III. Zusätzliche Verfahrensgebühr Nr. 5115 VV
Das AG weist weiter darauf hin, dass selbst wenn der Beklagte der richtige Anspruchsgegner wäre, der Klägerin der geltend gemachte Rückerstattungsanspruch nicht zustünde. Denn die im Streit stehende Gebühr nach Nr. 5115 VV sei, da das gegen die Versicherungsnehmerin/Betroffene vor der Verwaltungsbehörde eingeleitete Ordnungswidrigkeitenverfahren durch die Mitwirkung des Beklagten endgültig eingestellt worden sei, entstanden.
Der Beklagte habe sich mit Schreiben vom 29.9.2018 an die Zentrale Bußgeldstelle des Landes Brandenburg gewandt, die Vertretung der Betroffenen angezeigt, um Akteneinsicht gebeten und darüber hinaus erklärt, dass seine Mandantschaft derzeit von ihrem Schweigerecht Gebrauch mache und eine Stellungnahme ggfs. binnen drei Wochen nach Gewährung vollständiger Akteneinsicht erfolge. Durch dieses Schreiben habe der Beklagte bei der endgültigen Einstellung des Verfahrens mitgewirkt. Denn der Inhalt des Schreibens sei objektiv geeignet gewesen, die endgültige Verfahrenseinstellung zu fördern. Der Umstand, dass es in dem anwaltlichen Schreiben heiße, die Mandantschaft werde derzeit von ihrem Schweigerecht Gebrauch machen, ändere hieran nichts. Anhand der Äußerung sei nämlich zu vermuten gewesen, dass sich die Betroffene nach der Akteneinsicht auch weiterhin und damit endgültig auf ihr Schweigerecht berufen würde, wenn sich nach der durch den Beklagten genommenen Akteneinsicht externe Beweismöglichkeiten nicht abzeichnen würden, die Bußgeldstelle also allein auf die Bestätigung durch die Betroffene angewiesen wäre. Der Bußgeldstelle sei folglich schon nach dieser Äußerung eine umfassende Würdigung der Beweislage möglich gewesen, die offenkundig die Entscheidung über die endgültige Verfahrenseinstellung beeinflusst habe. Unter Berücksichtigung dieser Umstände könne daher auch der konkreten Äußerung des Beklagten im vorliegenden Fall die erforderliche objektive Eignung der Förderung einer endgültigen Verfahrenseinstellung nicht abgesprochen werden.
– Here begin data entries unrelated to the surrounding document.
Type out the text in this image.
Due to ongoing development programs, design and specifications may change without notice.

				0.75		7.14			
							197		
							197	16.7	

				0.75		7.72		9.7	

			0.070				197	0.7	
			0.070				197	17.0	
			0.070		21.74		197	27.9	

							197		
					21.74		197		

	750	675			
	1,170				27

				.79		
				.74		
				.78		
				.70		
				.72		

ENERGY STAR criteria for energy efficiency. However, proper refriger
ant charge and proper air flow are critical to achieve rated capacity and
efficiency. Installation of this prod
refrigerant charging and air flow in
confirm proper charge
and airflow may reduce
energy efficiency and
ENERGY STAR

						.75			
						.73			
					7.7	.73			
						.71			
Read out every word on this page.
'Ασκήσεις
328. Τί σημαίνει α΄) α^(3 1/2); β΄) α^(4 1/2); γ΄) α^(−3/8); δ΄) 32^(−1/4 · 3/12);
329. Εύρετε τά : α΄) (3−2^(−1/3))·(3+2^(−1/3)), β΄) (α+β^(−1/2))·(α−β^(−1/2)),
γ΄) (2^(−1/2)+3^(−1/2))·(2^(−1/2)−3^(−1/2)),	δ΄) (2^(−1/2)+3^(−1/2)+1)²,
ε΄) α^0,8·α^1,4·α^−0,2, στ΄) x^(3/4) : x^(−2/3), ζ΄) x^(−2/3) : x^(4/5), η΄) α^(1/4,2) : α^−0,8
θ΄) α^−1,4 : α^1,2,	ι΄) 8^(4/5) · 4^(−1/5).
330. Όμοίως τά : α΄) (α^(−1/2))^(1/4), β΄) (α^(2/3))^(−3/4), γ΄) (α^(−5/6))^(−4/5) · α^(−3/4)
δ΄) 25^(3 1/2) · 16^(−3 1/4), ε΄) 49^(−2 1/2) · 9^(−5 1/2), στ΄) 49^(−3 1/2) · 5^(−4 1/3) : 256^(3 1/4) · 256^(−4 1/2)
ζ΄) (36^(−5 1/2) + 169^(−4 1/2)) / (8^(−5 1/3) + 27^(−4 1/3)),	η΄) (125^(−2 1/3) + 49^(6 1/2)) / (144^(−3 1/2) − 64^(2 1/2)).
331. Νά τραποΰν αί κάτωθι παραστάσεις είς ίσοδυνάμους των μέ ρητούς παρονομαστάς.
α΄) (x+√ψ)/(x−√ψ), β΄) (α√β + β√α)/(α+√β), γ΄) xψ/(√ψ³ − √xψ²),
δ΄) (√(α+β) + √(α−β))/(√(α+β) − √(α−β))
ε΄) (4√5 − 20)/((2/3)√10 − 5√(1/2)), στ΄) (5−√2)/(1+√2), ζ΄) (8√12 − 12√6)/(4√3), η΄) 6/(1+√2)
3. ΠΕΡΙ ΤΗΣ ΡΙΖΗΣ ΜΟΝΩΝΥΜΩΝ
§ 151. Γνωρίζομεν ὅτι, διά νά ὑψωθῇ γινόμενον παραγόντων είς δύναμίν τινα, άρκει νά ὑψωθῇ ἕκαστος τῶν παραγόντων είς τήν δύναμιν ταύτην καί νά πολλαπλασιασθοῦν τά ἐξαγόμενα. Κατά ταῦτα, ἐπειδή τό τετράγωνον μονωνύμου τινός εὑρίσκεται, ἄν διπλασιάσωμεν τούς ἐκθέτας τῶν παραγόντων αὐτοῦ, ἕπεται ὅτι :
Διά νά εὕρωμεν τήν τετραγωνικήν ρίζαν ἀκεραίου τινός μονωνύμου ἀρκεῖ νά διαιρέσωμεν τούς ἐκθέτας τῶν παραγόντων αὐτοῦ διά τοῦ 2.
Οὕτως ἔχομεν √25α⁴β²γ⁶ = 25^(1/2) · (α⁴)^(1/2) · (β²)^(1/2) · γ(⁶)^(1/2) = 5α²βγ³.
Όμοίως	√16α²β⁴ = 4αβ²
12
IV. Bedeutung für die Praxis
Die Entscheidung ist in beiden Punkten zutreffend. Zu Punkt 2 hat vor kurzem das AG Augsburg (AGS 2022, 69) ähnlich entschieden. Ich wiederhole allerdings meinen dortigen Hinweis: Der Verteidiger sollte das "Derzeit" weglassen. Denn diese Formulierung ändert in der Sache nichts, da die Mitteilung, dass geschwiegen wird, ja nicht bedeutet, dass das für alle Zukunft gilt. Lässt man aber das "Derzeit" weg, erspart man sich Diskussionen mit der Rechtsschutzversicherung über die Qualität des Einspruchschreibens (zu allem auch Burhoff/Volpert/Burhoff, RVG Straf- und Bußgeldsachen, 6. Aufl., 2021, Nr. 5115 VV Rn 10 ff. und Nr. 4141 VV Rn 12 ff., jeweils m.w.N.).